Our programming started last summer, when we elevated a solo presentation of Devin’s latest body of work into a creative community lab, activating a constellation of participatory artistic programming. Nestled inside an apartment in Harlem, our exhibition hosted 18 events in collaboration with Uptown creatives over the month of June – including cooking workshops, drag shows, Spanish spoken word, writing workshops, healing spaces, interactive lectures, figure drawing and more– celebrating all creative agencies as shades of the same expression. We now seek to continue this work in The Wall, an experiment in collective creativity.
Ready to Participate?
DEVIN OSORIO
Artist • Educator • Visual Storyteller
Devin Osorio (b.1993, New York) is a multidisciplinary artist based in New York City. Their work honors Dominican culture through shrine-like paintings incorporating plants, animals, and glyphs, blending shared and self-reflective symbolism to create a visual vernacular for the Dominican American community. With a focus on cultural memory and identity, Osorio’s paintings serve as a bridge between personal experience and collective heritage. Osorio’s work has been exhibited internationally, with shows in New York, Atlanta, Los Angeles, London, Mexico City, Dominican Republic and Madrid. Notable exhibitions include galleries such as the Crocker Art Museum, The AHL Foundation, Sotheby’s Institute of Art, Wave Hill, and Charlie James Gallery. Their work has been featured at major art fairs, including NADA Miami, Untitled Miami, and URVNT Art Fair, and was showcased in a solo presentation at NADA Miami in 2022. Osorio has also participated in auctions at the Bronx Museum of the Arts and El Museo del Barrio, with their work held in permanent collections at the Crocker Museum and the Xing Museum of Contemporary Art.

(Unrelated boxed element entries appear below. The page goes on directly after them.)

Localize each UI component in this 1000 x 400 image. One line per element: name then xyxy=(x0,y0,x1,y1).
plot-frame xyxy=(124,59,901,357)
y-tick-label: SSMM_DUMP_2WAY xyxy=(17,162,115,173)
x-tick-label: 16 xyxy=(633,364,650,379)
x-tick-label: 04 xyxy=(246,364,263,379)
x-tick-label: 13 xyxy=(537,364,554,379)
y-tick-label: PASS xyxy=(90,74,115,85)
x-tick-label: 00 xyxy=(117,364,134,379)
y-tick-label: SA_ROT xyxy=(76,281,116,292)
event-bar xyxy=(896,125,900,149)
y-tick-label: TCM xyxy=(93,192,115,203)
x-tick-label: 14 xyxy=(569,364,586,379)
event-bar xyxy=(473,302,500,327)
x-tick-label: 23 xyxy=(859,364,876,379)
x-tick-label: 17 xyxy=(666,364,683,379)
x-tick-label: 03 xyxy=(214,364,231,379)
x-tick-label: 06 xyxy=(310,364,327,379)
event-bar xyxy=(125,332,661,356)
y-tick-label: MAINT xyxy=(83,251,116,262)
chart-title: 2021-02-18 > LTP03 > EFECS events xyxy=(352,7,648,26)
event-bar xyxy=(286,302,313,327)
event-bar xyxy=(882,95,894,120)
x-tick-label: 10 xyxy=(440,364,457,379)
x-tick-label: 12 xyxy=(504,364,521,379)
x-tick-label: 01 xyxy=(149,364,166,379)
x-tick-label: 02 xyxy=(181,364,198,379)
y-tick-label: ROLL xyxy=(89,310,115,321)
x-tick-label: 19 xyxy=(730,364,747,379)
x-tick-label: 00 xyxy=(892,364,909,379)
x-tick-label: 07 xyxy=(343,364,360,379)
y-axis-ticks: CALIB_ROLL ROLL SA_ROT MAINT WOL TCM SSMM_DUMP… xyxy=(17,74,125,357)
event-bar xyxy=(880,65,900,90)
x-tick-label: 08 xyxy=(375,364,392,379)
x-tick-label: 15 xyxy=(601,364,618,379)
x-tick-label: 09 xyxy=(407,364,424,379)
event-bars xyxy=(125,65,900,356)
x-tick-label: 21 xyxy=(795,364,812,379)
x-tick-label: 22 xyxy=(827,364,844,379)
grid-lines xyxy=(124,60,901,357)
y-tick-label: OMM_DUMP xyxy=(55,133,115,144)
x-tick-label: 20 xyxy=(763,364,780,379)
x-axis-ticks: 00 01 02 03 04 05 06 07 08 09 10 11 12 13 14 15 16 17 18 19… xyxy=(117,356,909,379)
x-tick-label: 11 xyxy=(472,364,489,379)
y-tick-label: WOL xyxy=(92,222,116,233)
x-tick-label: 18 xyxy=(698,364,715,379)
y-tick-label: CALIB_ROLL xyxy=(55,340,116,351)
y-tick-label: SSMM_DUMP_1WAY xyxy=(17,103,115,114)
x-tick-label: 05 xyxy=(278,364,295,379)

A past artist-in-residence at New Wave in West Palm Beach, Osorio recently spoke on the Page to Practice: Artists in Conversation panel at MoMA’s Creativity Lab. In addition to their artistic practice, Osorio works as a Contract Educator at the Metropolitan Museum of Art and as the Director of the Design Collective and The Shop at New Design High School in the Lower East Side. They focus their efforts on career readiness programs that promote financial empowerment through social-emotional learning and the development of freelance skills. Osorio holds a BFA in Fibers from the Savannah College of Art and Design.
EMMA NUZZO
Curator • Community Organizer • Educator
Emma Nuzzo is a curator, community organizer, and Solomon B. Hayden Fellow at Columbia University in the Art History and Archaeology department. Her current work weaves theory and praxis, bringing critical insight from her academic research into contemporary social practice projects while actively challenging established epistemologies in art historical discourse — how we read, display, write about, interact with and value art. Drawing from her experience in education and community organizing, including her role as Programs and Partnerships Manager for For Freedoms during the first Trump administration, her academic research investigates the mechanics of visual activism, leveraging wisdom from ancestors and contemporary practitioners to better understand how communities can be built through creative action. Nuzzo advocates for art as a human right, seeing creativity as an inherent human capacity and technology of connection in a society that encourages our atomization. She is the Founder of Cereus Art, formerly a nomadic gallery supporting emerging artists, now dedicated to building infrastructure for collective creative expression. Nuzzo graduated from Williams College in 2016 with a degree in Art History and Africana Studies and participated in the Studio Museum in Harlem's 2019 Educational Practicum.